We should all be grateful for the bear market rallies that followed, because they gave us another opportunity to lighten up on stocks and build cash in preparation for the real end of the bear market.
I hate to be the bearer of bad news, but the worst of the sub prime mortgage mess hasn’t even begun. We have more pain to go through before we can call the bottom.
Now, the post-rate-cut question is:
A) Do the worst offenders in the sub prime market have a liquidity problem?
Or…
B) Do the financial institutions heavy with sub prime debt — Washington Mutual (WM), National City Corporation (NCC), etc. — have a solvency problem?
The correct question to ask is B, and we should expect to see lower housing prices and more liquidation, a la Bear Stearns (BSC), before the “all clear” signal is sounded.
Before this is over, we’ll see more of these investment banks carried out in body bags to reconcile the enormous level of bad judgment and runaway greed that is behind this whole fiasco.
Now let’s not get too bearish here — we’re making progress.

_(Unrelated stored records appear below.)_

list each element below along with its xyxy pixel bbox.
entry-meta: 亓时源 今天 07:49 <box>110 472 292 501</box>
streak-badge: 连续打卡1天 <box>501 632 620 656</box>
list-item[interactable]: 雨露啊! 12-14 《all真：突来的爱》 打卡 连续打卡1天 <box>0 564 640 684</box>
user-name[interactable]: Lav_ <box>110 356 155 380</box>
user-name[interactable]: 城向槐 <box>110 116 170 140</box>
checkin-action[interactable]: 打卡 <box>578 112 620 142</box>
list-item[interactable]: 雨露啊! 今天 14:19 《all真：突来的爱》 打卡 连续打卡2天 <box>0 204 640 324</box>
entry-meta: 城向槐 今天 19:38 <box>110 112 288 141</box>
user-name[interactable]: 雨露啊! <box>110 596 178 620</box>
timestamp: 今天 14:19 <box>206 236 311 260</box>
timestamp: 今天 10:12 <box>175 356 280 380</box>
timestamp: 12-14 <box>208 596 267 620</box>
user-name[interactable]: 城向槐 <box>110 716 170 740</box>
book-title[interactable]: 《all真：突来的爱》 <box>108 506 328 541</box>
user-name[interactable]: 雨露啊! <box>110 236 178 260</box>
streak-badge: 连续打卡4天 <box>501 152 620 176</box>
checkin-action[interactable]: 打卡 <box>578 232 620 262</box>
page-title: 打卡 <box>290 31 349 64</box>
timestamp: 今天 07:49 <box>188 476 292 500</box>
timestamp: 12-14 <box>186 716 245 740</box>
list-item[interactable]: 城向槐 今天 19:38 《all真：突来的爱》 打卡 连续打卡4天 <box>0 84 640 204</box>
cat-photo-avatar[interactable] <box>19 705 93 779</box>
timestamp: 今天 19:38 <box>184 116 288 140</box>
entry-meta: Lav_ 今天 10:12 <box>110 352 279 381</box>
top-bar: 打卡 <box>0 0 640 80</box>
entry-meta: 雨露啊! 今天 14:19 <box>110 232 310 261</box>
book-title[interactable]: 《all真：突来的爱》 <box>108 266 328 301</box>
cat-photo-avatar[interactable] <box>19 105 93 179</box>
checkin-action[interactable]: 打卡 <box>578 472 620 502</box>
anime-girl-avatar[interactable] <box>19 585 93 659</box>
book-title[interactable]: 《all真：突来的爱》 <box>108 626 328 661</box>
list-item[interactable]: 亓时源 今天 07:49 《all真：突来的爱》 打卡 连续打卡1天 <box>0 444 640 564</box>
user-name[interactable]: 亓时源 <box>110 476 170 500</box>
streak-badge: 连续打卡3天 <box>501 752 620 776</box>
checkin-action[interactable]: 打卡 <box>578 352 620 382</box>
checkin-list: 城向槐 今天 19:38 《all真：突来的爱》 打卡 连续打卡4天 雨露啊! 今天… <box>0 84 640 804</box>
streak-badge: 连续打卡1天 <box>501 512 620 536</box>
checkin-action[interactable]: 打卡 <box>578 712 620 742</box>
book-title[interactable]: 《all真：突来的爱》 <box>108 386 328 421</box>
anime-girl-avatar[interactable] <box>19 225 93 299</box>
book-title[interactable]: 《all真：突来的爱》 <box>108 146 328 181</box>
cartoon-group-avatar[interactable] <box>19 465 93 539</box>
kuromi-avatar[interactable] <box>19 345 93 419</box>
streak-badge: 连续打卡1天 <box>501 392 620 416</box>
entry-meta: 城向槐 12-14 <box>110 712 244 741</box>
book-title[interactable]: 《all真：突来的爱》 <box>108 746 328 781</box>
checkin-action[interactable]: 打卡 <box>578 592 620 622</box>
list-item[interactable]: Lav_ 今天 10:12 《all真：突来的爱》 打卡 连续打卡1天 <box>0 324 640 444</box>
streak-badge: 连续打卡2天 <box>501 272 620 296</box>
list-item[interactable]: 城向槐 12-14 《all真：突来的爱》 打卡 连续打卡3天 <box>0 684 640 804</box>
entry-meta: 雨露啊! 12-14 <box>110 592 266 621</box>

Personally, I can’t wait to take advantage of some of the great opportunities that lie ahead.
As a matter of fact, we’re already taking advantage of some opportunities that are just too good to pass up — particularly in the Freddie Mac and Fannie Mae guaranteed mortgage paper owned by mortgage real estate investment trusts (REITs). That paper is discounted 50% below its actual value.
Come Back to Reality
As with all problems in life, we have to leave the denial zone and enter reality.
Remember, in August, the turmoil in the financial markets was characterized as a “temporary liquidity problem.” The B&P Paribas and Bear Stearns hedge funds blowups were seen as isolated incidences.
Now, seven months after this “temporary” problem, and $200 billion (probably headed to $500 billion) in bad loans write-offs later, the politicians are still in denial.
We need to step back and recognize that the current situation is not a liquidity issue, and hasn’t been one for a long time.
The problem is the genuine uncertainty about the underlying value of the assets, and that’s a solvency problem, which is exacerbated by the fact that many of the entities that own these bad assets are financial companies with 20- to 30-to-1 leverage.
There are still dozens of these special purpose entities out there sitting on a pyramid of paper that’s supported by leverage — and no one has any idea what they’re actually worth.
If this were a simple liquidity problem, then the action that’s been taken by the Federal Reserve and other Central Banks ($1.5 trillion worth) would have solved things — but it hasn’t. Instead, the Fed’s actions have resulted in bear market rallies, followed by pullbacks.
If you still think we’re dealing with a liquidity problem, consider the following:
1) Credit spreads — the cost of buying credit is higher today than it was seven months ago.
2) Mortgage rates — these are also higher today than they were seven months ago, even with all of the liquidity that has been pumped in by the Fed.
3) Corporate debt spreads for banks — corporate bank debt is now paying a higher rate than what they can hope to get lending the money out, which is unheard of.
We are now experiencing the classic example of what George Akerlof described in “The Market for ‘Lemons.’”
He basically said that, absent better information, it is perfectly rational for the buyer of an asset to assume that the assets offered for sale are lemons, i.e., the bad stuff.
This is why we’re currently seeing the flight to quality in the way of Treasuries and other things that people can value, while the rest of the stuff is floating out in la-la land.
Well, we are turning lemons into lemonade, so to speak, by taking advantage of some of these situations.
But until the financial institutions and politicians come out of denial and we get to the hard business of triaging the dead loans from the live ones — and, unfortunately, moving about 1 million unqualified homeowners back into the apartments they can really afford — we have more pain to go.
However, we don’t need all of the pain out of the markets to get the “all clear” signal for stocks — we just need to get about halfway there.